The rain appears to have stopped at Indianapolis Motor Speedway for the 91st Indianapolis 500... at least for the moment. On track are a brace of vehicles drying it out, something Indy Racing League officials had previously said will take two hours.
In the meantime, most drivers and cars are headed to the garages, drivers to their own and cars to IRL impound. Still no update from IRL on the race status, but it appears IRL is taking every step possible to get a restart.
At the lap 113 mark, there have been eight leaders and 18 lead changes. Understandably, the majority of frontrunners have been unhappy with the prospects of the race being called at this point.
Pole sitter HELIO CASTRONEVES hasn't had the best luck so far. First he stalled on the pace lap, then he was passed on the first lap for the lead, and then he had a valve refuelling problem in a pit-stop and fell back to 29th place. Castroneves worked his way back up to sixth by the red flag.
The teams have been taking their used tyres back to Firestone and having fresh tyres mounted. All the IRL race tyres are slicks. Firestone doesn't make a rain tyre for IRL because IRL doesn't run in the rain. The rooster tails and spray would seriously decrease visibility.
The only penalty levied in the race so far was a speeding ticket for MILKA DUNO, but it's academic now as she's retired with a damaged car from her crash.

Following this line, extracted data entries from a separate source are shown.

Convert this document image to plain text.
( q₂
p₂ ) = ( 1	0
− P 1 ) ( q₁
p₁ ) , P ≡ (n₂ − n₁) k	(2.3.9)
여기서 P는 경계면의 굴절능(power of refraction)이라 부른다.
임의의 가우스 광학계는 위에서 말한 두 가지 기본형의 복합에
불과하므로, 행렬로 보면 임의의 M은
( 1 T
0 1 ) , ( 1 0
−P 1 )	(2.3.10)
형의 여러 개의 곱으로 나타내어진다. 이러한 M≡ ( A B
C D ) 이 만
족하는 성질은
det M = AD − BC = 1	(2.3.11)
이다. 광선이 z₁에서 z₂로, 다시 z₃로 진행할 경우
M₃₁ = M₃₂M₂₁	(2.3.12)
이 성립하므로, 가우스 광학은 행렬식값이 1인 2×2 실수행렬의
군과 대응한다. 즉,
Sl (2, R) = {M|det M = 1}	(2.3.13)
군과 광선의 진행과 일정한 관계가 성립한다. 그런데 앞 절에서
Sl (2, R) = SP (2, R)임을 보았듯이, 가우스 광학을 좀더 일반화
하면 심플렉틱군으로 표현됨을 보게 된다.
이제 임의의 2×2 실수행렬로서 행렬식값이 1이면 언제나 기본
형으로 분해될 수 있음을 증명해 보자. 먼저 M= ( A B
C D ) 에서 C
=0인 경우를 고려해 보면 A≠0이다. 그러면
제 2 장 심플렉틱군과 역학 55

And to expand on something said earlier about drivers being cleared to drive: it was pointed out to me by an astute reader that in days gone by, drivers were allowed to have relief drivers. So any driver cleared to drive without a car could theoretically be available to fill in for another driver in case someone gets a case of heat stroke, fatigue, or whatever. One such whatever could be relieving a driver who has to be somewhere else. There are no drivers 'doing the double' this weekend but, theoretically, if a NASCAR driver had started the Indy 500 and had to leave at the red flag to fly back to Charlotte for the 5:30 pm ET start of the Coca-Cola 600 NASCAR Nextel Cup race, one of the cleared drivers - such as JOHN ANDRETTI, who was the first driver to 'do the double' - could complete the race for the NASCAR driver. The starting driver would be credited with the points, finish, etc.